"What are you doing this weekend?"

Translation:Vad gör du till helgen?

January 22, 2015

17 Comments


https://www.duolingo.com/bonoetmalo

Why not i helgen, as it is with i dag, i natt, i morgon, etc.?

January 22, 2015

https://www.duolingo.com/Lundgren8

It’s also a perfect translation and probably more common.

January 22, 2015

https://www.duolingo.com/LouisLi2

I wonder why would it be "i helgen" but not "i helg", since in the english sentence the word "weekend" is not in definite form?

April 7, 2016

https://www.duolingo.com/Lundgren8

It’s just that Swedish uses the definite form here while English doesn’t. Sometimes there is not a 1:1 overlap.

April 7, 2016

https://www.duolingo.com/LouisLi2

I see! Thanks for the explanation!

April 7, 2016

https://www.duolingo.com/Rolf778527

but why is it definite while the other examples are indefinite? like i dag, i natt, i kväll

October 20, 2018

https://www.duolingo.com/ufinol

In Swedish, abstract nouns and days (måndag [Monday], tisdag [Tuesday], sjukdom [illness], etc) often take the definite declension in a sentence, whereas in English we would normally not use a definite article.
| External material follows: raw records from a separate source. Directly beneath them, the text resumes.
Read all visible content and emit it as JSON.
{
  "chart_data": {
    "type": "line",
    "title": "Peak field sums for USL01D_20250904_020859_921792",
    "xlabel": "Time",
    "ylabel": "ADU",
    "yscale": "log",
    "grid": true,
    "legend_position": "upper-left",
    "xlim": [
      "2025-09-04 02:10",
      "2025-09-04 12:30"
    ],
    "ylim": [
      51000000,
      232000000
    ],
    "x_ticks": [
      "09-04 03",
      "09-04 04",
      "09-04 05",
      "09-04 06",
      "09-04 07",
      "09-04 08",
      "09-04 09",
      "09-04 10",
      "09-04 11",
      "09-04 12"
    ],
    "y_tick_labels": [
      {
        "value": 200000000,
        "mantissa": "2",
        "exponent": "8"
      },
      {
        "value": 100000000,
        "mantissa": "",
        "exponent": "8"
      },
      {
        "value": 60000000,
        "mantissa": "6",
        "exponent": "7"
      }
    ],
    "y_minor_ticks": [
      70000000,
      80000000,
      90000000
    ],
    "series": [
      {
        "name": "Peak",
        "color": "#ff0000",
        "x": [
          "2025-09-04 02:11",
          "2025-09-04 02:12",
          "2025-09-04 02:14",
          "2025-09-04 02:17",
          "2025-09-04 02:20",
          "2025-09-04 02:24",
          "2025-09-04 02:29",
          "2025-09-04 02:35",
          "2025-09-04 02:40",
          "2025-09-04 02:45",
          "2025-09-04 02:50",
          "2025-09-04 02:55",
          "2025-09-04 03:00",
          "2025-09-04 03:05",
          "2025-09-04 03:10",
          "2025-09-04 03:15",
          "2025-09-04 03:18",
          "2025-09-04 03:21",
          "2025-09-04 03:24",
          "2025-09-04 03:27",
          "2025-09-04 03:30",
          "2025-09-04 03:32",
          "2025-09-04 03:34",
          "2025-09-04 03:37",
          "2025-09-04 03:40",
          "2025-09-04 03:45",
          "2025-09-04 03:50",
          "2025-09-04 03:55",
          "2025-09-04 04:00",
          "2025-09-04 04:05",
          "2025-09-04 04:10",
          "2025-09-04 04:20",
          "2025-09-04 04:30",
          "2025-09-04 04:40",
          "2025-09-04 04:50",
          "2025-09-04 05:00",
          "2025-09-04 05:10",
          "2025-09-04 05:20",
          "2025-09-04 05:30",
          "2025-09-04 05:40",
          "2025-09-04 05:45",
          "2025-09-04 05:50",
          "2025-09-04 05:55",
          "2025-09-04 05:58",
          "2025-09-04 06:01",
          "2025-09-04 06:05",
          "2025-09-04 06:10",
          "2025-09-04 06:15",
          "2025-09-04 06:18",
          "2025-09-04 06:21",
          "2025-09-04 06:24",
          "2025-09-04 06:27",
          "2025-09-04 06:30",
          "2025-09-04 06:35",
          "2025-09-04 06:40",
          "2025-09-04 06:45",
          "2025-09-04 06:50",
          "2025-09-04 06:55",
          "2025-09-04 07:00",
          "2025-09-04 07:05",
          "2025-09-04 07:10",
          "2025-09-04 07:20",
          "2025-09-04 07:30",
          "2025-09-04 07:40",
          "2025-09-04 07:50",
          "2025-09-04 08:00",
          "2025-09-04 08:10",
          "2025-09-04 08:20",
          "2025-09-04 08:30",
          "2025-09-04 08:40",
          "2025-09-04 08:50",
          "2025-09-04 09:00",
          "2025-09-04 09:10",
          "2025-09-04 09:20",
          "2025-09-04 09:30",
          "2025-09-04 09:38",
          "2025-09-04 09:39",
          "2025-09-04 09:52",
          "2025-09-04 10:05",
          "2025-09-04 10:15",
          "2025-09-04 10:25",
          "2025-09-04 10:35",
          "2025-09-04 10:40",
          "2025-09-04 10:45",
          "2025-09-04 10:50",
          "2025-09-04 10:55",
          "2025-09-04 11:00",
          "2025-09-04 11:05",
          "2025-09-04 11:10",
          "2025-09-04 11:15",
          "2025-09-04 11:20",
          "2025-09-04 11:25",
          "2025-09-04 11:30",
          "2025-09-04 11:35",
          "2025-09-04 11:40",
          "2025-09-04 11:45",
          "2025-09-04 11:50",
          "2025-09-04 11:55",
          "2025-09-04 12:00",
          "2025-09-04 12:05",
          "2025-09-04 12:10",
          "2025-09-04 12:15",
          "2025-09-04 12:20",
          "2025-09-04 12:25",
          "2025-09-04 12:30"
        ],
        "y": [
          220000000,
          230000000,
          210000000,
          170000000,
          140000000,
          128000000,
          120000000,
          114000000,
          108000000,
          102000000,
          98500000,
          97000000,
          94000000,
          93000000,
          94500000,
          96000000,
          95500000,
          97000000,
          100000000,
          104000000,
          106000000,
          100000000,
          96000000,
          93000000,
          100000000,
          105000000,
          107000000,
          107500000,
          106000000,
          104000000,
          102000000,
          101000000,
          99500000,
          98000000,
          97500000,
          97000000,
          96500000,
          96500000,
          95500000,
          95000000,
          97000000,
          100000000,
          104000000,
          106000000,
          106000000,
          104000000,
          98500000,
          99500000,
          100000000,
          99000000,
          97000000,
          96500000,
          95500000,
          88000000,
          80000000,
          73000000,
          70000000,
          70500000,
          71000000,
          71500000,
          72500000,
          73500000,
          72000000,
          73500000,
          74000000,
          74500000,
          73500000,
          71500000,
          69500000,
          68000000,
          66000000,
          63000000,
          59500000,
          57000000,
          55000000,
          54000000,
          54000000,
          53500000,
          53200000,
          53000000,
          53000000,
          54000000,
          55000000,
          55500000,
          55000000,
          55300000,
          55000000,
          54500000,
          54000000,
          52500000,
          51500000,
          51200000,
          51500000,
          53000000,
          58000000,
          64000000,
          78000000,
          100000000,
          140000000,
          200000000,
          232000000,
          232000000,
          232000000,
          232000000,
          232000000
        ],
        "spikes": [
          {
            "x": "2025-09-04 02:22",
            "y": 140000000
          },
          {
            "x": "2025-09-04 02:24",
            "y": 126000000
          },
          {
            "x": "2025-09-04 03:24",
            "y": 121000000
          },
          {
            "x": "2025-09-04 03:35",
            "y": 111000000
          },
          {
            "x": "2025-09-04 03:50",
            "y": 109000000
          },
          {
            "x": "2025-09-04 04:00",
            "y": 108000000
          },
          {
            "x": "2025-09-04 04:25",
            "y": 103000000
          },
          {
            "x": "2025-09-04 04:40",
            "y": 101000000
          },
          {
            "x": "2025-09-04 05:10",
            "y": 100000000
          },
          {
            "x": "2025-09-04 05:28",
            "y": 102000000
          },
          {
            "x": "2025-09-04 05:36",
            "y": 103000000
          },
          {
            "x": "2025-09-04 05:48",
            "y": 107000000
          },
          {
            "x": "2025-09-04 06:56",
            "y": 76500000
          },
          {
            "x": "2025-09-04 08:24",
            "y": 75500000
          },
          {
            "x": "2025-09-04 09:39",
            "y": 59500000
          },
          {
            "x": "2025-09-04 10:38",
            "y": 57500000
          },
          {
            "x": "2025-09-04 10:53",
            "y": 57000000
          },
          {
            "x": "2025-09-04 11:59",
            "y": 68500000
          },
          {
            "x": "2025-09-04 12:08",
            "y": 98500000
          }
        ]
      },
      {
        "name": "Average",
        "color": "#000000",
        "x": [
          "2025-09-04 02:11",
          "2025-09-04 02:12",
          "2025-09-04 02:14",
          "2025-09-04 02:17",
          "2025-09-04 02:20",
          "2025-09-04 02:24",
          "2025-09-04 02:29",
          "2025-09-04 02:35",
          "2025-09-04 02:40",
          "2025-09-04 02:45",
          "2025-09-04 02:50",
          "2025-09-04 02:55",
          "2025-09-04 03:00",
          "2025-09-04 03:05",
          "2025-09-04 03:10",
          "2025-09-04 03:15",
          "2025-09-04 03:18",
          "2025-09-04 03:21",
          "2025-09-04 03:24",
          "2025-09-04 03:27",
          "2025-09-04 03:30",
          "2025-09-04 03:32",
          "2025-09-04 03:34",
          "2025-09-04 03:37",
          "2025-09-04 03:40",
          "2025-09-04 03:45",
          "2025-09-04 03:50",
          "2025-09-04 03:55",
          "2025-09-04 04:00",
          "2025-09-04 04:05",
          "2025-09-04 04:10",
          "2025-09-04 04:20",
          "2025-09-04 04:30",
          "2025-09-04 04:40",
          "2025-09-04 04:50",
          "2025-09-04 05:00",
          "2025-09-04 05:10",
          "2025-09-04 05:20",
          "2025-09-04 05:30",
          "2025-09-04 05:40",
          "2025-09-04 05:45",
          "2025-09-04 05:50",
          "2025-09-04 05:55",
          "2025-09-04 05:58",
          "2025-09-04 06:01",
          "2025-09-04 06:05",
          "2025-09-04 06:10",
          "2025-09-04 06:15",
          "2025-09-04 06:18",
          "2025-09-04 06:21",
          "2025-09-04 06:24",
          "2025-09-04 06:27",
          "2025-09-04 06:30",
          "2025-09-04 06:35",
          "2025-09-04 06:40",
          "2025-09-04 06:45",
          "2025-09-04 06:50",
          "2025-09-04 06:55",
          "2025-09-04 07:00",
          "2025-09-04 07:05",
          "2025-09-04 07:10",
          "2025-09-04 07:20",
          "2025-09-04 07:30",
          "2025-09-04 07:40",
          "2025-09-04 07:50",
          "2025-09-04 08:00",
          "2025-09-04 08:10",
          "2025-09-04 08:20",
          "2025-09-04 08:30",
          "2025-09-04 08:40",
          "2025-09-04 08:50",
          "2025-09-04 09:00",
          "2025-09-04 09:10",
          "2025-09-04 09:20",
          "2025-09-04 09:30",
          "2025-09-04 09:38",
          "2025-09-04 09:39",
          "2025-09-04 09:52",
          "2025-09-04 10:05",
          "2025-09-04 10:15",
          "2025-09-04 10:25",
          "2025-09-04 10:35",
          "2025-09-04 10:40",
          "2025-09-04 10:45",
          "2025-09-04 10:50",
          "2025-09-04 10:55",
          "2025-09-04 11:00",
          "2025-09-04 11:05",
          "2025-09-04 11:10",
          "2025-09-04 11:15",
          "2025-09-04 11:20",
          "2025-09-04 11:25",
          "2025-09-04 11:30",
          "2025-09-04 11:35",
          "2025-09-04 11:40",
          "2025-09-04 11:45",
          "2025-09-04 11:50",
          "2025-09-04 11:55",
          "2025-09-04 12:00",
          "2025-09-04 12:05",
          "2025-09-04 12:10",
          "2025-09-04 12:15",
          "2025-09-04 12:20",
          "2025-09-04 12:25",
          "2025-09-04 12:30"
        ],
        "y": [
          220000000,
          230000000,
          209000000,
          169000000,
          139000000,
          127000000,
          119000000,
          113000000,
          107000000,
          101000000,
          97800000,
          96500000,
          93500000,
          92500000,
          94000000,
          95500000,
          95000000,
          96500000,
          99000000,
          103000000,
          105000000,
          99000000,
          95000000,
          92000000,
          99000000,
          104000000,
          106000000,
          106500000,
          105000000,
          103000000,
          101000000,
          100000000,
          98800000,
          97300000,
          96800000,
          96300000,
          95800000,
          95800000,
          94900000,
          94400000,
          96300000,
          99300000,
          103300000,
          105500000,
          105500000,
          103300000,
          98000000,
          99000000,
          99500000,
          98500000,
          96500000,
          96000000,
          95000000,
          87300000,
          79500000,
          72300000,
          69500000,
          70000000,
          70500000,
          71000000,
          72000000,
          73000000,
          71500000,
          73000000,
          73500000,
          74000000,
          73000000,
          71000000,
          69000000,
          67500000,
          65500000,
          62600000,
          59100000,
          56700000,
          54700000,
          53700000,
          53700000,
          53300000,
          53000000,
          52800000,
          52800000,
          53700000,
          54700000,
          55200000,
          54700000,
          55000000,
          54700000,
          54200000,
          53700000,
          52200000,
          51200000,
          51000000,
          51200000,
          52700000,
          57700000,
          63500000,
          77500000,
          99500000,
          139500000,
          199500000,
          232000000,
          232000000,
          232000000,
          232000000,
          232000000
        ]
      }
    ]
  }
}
For example: "På fredagarna går vi till Finland" translates to "On Friday's we go to Finland."

Whereas,

"Vi går till Norge i kväll" translates to "We are going to Norway tonight."

It simply comes down to memorizing where certain articles (definite or indefinite) are and are not used in Swedish versus English. Hope this helps!

December 28, 2018

https://www.duolingo.com/NatalieBoa3

Tack så mycket. That was my question too.

November 5, 2017

https://www.duolingo.com/Riccicat

"Vad ska du göra i helgen?" should be a correct answer as well.

October 5, 2015

https://www.duolingo.com/Hacu.

Although, literally that would be "Vad ska du göra i helgen" and has a slightly different nuance to it:

  • "Vad [gör] du | What [are] you doing" sounds like a bit more definite plans of action than;

  • "Vad [ska] du göra | What are you [going to] do", which (to me at least) is closer to planning on maybe doing something, but will it actually get done remains to be seen.

That's how I've understood the latter. Please do correct me, people, if I've got it wrong (in any language, or in the meaning of it).

January 2, 2017

https://www.duolingo.com/LadyHimawari2

I used that and got it right

October 24, 2015

https://www.duolingo.com/Fine2897

Why is it Vad gör du på fredag but then Vad gör du till helgen?

January 15, 2018

https://www.duolingo.com/maryfromitaly

Why is "på helgen" wrong? I am confused!!

March 6, 2018

https://www.duolingo.com/historicbruno

According to my notes, you can use på for generalizations (days of week, times of day, and seasons) and also a future specific day of the week. Maybe other time-related things, but this is all I've learned so far :)

For example: på onsdag = on Wednesday (upcoming), på onsdagar = on Wednesdays (generally), på morgonen = in the morning (generally).

Don't try to figure out the logic, I think there is none; you simply need to memorize each case.

March 31, 2018

https://www.duolingo.com/maryfromitaly

Tack för din hjälp! :)

March 31, 2018

https://www.duolingo.com/caresrg

When should I use till vs. tills?

April 12, 2019

https://www.duolingo.com/devalanteriel

Generally speaking, till is "to" and tills is "until". But there's overlap, colloquial usage, and idiomatics coming into play as well. In this case, till helgen and similar phrases (e.g. till sommaren) is a fixed phrasing for "over the weekend".